Il gelato è un alimento democratico perché è per tutti: chiunque può permettersi di gustare una coppetta o un cono. Peccato, però, che il gelato non sia sempre quell’alimento sano e nutriente che ci si aspetterebbe. Non basta, infatti, che una gelateria si proclami artigianale affinché il consumatore possa avere la sicurezza che quello in vendita sia un gelato di alta qualità. «Purtroppo in Italia non esiste una regolamentazione che stabilisca quali sono i requisiti di una gelateria artigianale, quindi ognuno può scrivere ciò che vuole», spiega l’Ambasciatore del Gusto Paolo Brunelli, gelatiere marchigiano con bottega artigianale in quel di Senigallia. «Questo non vuol dire – continua – che un consumatore attento non possa rendersi conto della qualità del gelato che sta mangiando.
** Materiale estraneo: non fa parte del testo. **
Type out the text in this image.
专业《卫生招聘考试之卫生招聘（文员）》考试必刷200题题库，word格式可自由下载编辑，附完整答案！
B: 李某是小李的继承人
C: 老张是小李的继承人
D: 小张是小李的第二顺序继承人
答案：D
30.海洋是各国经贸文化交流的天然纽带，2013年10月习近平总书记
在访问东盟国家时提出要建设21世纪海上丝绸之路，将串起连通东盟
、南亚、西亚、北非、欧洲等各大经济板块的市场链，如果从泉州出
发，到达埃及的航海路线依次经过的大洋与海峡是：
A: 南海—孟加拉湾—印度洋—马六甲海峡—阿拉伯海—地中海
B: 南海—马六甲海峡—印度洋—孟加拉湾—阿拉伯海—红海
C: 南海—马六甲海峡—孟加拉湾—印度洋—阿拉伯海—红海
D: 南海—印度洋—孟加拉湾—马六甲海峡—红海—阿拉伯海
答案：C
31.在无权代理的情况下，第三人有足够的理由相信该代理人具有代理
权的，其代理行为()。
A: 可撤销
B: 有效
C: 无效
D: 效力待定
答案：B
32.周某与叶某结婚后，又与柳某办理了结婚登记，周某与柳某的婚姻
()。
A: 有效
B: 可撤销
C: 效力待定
Basterebbe che, oltreché alla piacevolezza del gusto, controllasse la lista degli ingredienti che ogni gelateria è obbligata a esporre». E se nella lista si trovi ad avere a che fare con coloranti artificiali, grassi vegetali idrogenati e aromi di sintesi, le domande in merito all’artigianalità della gelateria dovrebbero essere più di alcune.
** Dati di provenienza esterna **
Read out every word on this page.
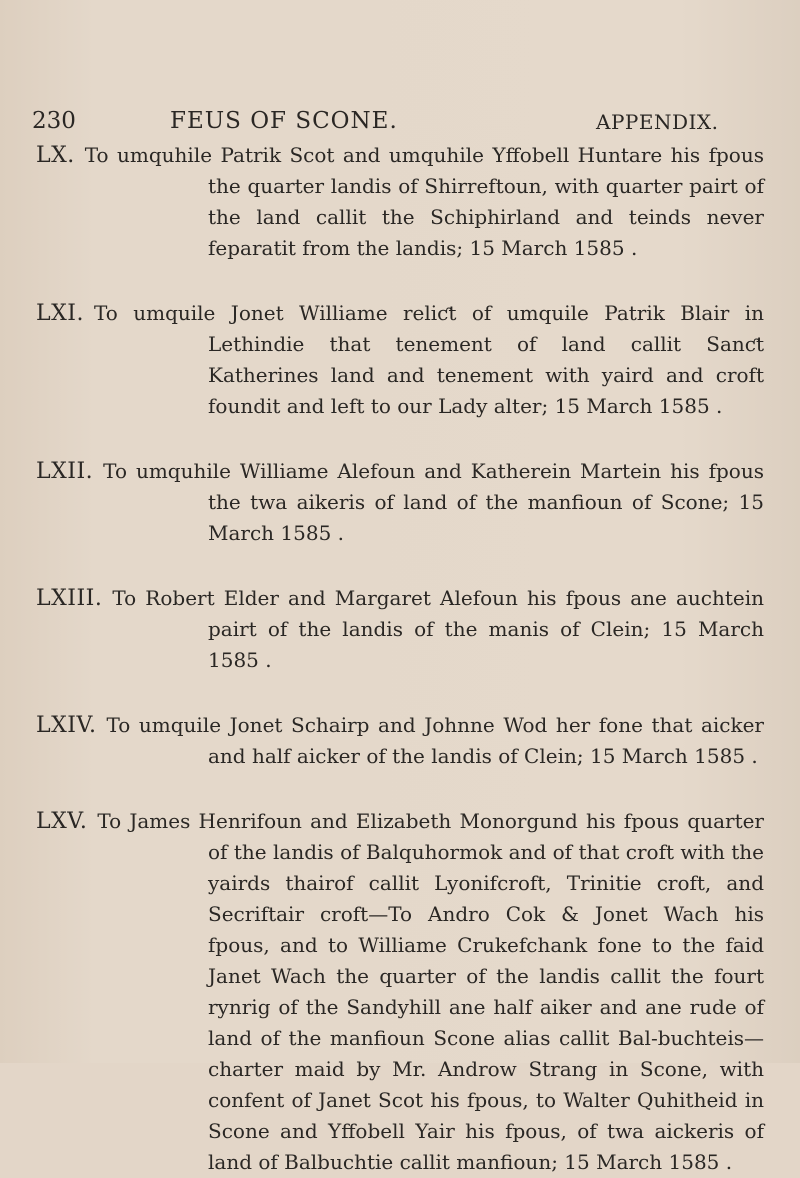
230	FEUS OF SCONE.	APPENDIX.
LX. To umquhile Patrik Scot and umquhile Yffobell Huntare his fpous the quarter landis of Shirreftoun, with quarter pairt of the land callit the Schiphirland and teinds never feparatit from the landis; 15 March 1585 .
LXI. To umquile Jonet Williame reliƈt of umquile Patrik Blair in Lethindie that tenement of land callit Sanƈt Katherines land and tenement with yaird and croft foundit and left to our Lady alter; 15 March 1585 .
LXII. To umquhile Williame Alefoun and Katherein Martein his fpous the twa aikeris of land of the manfioun of Scone; 15 March 1585 .
LXIII. To Robert Elder and Margaret Alefoun his fpous ane auchtein pairt of the landis of the manis of Clein; 15 March 1585 .
LXIV. To umquile Jonet Schairp and Johnne Wod her fone that aicker and half aicker of the landis of Clein; 15 March 1585 .
LXV. To James Henrifoun and Elizabeth Monorgund his fpous quarter of the landis of Balquhormok and of that croft with the yairds thairof callit Lyonifcroft, Trinitie croft, and Secriftair croft—To Andro Cok & Jonet Wach his fpous, and to Williame Crukefchank fone to the faid Janet Wach the quarter of the landis callit the fourt rynrig of the Sandyhill ane half aiker and ane rude of land of the manfioun Scone alias callit Bal-buchteis—charter maid by Mr. Androw Strang in Scone, with confent of Janet Scot his fpous, to Walter Quhitheid in Scone and Yffobell Yair his fpous, of twa aickeris of land of Balbuchtie callit manfioun; 15 March 1585 .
«Il gelato è un prodotto che nasce da una produzione artigianale fatta utilizzando ingredienti freschi come latte, o acqua nei sorbetti, panna, frutta, vegetali, spezie e aromi senza l’utilizzo di semilavorati», aggiunge Corrado Assenza, altro Ambasciatore del Gusto, che a Noto lavora soltanto ingredienti freschi. «L’artigiano gelatiere – sottolinea il siciliano – deve essere in grado di conferire profumi e gusti e, quando vuole allungare la stagione, conservare, sciroppare o candire la frutta. Un’altra cosa importante è che il gelato si costruisce per mantecatura e non per disintegrazione di un blocco di ghiaccio come succede con il Pacojet utilizzato spesso nell’alta ristorazione per realizzare le creme fredde e le emulsioni che, a volte, con superficialità vengono chiamate gelato».
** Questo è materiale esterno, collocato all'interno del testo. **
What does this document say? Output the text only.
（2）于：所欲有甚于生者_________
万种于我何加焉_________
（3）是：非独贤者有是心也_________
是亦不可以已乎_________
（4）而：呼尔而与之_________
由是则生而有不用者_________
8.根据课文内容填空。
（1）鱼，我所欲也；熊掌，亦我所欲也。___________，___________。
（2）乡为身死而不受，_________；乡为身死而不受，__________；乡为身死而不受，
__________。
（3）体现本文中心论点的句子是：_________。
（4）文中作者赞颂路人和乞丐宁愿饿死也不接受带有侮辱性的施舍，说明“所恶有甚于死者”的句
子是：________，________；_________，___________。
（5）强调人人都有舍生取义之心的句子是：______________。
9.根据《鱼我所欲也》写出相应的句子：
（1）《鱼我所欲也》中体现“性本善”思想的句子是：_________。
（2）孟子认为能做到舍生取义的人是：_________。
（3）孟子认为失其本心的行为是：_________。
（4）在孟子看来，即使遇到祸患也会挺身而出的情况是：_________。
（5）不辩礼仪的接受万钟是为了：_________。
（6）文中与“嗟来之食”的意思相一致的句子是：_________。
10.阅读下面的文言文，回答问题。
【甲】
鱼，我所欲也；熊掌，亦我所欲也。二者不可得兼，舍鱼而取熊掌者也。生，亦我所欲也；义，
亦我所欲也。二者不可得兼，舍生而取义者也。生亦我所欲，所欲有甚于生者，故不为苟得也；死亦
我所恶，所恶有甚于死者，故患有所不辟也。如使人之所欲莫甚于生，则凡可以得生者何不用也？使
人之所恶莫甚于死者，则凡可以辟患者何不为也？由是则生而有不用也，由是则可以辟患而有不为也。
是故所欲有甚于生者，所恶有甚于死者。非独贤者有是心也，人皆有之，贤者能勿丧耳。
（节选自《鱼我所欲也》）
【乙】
INFORMAZIONE E FORMAZIONE. Affinché, così come è accaduto nel mondo della pizza grazie a un movimento importante in cui i maestri pizzaioli hanno avuto un ruolo importante, anche per il gelato le cose possono cambiare. «Serve la giusta informazione ai consumatori e la formazione degli operatori del settore», concordano Brunelli e Assenza. «Oggi esiste la convinzione, erroneamente diffusa da alcune aziende che producono basi e semilavorati per la gelateria, che si possa aprire una gelateria in una settimana», lamentano i due. Questo non significa che tutti i semilavorati debbano essere demonizzati. «Tecnicamente – spiega Brunelli – un pistacchio o una mandorla ridotti in polvere sono già un semilavorato». «Serve una nuova coscienza in tutto il comparto per un prodotto italiano che si chiama “gelato” in tutto il mondo così come pasta e pizza e non ha bisogno di “spacciatori” di prodotto, ma – conclude Assenza – di gelatieri». A dare una mano potrebbe essere la crescita del “gelato gastronomico” che spinge il palato oltre i tradizionali gusti spostandosi nel salato e cercando abbinamenti inconsueti e l’approvazione di una legge che stabilisca, una volta per tutte, quali siano le caratteristiche di una gelateria artigianale. «A patto, però, che – chiude Brunelli – per metterla a punto chi di dovere consulti chi il gelato artigianale lo fa ogni giorno anche in assenza di una normativa».